In 1999, the town called on Jean to fill the position one more time when the newly elected road agent left, but he retired for good in 2000 when the next election was held.
Jean is not one to talk about himself but his wife of 70 years, Evelyn, said he never hesitated to come to the aide of the people of Sanbornton.
"If someone called with a problem in the middle of the night he wouldn't come right out and say he'd be there, but the whole time he was talking to them he was getting dressed to leave," Evelyn said.
He also was grateful to those who helped him do his job so each Christmas he sent chocolates to the women who ran the dispatch office for Belknap County as a thank you for "putting up with him," she added.
When Jean was still Gilman's assistant in 1969, Evelyn remembered a blizzard that February, followed just a few days later by another Nor'easter that dumped more than three feet of snow on the town. Her husband was gone for four days and three nights as they worked to clear Sanbornton's more than 50 miles of roadways.
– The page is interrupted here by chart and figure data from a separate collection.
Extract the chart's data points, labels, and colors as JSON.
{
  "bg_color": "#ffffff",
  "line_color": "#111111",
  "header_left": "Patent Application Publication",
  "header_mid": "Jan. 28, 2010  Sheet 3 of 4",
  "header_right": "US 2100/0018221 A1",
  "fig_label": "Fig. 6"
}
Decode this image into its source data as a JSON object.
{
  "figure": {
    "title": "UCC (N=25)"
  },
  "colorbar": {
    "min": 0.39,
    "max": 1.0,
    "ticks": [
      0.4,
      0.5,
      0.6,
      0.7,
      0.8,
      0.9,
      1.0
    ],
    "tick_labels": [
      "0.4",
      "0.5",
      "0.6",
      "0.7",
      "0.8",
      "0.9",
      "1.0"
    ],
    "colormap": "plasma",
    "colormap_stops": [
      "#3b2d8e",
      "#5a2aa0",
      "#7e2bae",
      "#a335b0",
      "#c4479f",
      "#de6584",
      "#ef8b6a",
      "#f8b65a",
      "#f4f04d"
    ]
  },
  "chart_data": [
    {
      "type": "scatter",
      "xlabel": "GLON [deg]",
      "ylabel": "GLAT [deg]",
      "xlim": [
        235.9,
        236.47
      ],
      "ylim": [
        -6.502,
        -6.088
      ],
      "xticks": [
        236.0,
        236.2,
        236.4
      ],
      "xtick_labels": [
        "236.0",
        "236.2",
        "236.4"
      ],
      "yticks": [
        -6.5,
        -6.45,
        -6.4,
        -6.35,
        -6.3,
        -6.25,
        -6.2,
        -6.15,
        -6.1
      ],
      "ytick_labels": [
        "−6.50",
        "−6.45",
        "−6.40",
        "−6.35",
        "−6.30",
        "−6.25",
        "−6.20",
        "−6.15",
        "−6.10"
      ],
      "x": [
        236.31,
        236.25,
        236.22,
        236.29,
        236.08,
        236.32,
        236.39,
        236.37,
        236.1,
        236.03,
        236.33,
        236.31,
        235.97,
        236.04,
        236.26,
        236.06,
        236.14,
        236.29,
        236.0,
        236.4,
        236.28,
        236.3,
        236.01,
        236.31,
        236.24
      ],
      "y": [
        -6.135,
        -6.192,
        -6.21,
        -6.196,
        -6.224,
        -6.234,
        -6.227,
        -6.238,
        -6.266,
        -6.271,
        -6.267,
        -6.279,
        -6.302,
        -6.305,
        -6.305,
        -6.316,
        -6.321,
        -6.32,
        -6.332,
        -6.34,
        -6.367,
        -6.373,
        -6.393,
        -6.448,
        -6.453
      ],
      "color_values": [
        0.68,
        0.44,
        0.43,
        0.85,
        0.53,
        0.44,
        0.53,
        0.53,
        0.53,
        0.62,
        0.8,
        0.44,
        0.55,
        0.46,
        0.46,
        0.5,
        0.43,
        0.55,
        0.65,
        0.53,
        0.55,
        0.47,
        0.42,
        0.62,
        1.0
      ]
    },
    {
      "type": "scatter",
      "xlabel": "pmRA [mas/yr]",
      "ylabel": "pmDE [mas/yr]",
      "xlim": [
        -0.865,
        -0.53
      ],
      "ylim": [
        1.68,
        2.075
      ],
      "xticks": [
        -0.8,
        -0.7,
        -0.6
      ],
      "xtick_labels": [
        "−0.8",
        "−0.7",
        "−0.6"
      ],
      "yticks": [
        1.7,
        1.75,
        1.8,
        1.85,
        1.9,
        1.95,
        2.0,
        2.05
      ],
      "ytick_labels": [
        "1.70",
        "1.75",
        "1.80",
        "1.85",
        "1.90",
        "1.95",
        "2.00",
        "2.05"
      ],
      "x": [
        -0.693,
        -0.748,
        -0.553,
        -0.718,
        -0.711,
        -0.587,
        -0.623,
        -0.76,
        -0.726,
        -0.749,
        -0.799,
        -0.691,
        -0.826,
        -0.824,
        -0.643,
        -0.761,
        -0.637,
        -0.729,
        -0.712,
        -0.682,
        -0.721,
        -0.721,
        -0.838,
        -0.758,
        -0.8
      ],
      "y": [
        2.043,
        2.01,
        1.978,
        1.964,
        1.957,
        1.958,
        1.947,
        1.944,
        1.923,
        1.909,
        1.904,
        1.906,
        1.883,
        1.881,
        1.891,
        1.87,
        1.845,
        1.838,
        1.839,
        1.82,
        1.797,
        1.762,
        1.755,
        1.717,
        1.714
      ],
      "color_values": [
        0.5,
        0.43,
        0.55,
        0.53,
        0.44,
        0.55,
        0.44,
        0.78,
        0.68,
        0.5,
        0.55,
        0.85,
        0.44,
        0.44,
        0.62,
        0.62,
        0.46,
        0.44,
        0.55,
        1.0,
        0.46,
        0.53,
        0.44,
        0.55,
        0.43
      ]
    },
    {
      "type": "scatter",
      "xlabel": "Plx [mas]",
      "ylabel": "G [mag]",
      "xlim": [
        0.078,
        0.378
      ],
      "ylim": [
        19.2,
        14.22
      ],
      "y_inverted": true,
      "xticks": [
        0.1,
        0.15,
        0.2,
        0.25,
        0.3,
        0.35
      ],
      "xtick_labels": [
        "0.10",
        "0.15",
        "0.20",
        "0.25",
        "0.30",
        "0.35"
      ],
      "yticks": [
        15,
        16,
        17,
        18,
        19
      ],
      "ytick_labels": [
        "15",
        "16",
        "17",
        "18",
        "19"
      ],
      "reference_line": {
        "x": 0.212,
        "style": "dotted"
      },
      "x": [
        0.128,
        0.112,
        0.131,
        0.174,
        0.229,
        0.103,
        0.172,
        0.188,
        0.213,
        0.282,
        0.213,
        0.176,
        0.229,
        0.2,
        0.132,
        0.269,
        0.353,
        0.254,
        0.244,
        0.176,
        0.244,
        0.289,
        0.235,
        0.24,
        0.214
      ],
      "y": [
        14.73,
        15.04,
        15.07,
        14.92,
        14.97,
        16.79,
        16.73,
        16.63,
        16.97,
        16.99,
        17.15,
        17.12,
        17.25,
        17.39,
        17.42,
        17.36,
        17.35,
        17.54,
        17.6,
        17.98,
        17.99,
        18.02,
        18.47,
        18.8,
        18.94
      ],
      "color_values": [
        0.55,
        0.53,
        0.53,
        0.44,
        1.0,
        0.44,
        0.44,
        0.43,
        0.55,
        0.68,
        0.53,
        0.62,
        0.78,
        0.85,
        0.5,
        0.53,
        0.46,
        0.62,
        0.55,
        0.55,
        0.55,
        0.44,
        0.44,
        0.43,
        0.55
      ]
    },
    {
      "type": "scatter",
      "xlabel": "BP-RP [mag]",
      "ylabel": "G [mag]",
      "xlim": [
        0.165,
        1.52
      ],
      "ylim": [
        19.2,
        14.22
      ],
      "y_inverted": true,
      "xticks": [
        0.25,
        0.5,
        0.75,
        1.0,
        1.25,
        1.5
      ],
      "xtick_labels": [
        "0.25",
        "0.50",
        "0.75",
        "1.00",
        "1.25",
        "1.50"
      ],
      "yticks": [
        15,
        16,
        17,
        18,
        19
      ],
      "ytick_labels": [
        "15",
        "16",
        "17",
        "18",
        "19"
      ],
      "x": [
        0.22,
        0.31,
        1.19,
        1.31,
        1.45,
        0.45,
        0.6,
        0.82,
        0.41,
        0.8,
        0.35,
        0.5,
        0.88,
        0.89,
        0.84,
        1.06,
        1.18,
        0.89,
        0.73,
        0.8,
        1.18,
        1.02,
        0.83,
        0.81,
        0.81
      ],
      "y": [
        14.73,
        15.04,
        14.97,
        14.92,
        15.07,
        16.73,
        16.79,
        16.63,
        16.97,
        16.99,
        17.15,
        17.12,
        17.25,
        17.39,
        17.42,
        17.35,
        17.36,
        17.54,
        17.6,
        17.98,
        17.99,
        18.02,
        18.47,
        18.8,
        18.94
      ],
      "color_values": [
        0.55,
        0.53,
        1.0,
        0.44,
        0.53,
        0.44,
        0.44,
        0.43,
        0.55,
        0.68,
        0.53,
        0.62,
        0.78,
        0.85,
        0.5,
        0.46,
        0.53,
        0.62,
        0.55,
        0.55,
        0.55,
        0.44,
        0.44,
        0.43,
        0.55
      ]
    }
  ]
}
"He didn't even come home. He'd catch a few hours sleep at the garage then head back out," she said. "On one of the nights Bob's wife made them a hot meal and he actually fell asleep in the chair."
In those days the crew was paid a flat rate- no overtime pay and no vacation or holiday pay. It was a hard job, she said. In fact, one year, the family planned to go to California to see her mother. But, even though the plans were made, at the last minute the town was ready to start a road project and Jean said he had to be there to take care of it.
"He always put his job first. He wanted to make sure everyone was safe," she said.
Jean is back enjoying life on his farm once again and while he is not one to attend many town events other than elections, he was excited to be part of the Old Home Day parade this year.
"We were very excited when we found out a day or so before that he was getting the Boston Post Cane, but we weren't sure how he'd feel about it," daughter Carole said.
The family told him he didn't have to speak if he didn't want to and while he was glad to hear that, they expected him to then say no to an invitation to ride in the parade with the selectmen. Surprisingly he agreed to it.
Jean didn't have to be at the parade route until 10:30 a.m. that Sat. morning, but it turned out he was more excited than they ever thought he would be.
Evelyn said, "He woke us up at six that morning ready to go!"
Auger's recognition as the town's oldest resident comes after the passing of 100-year-old William Blackwood, the previous Boston Post Cane recipient. Blackwood died from COVID-19 on April 15, just one week after the death of his beloved wife Barbara.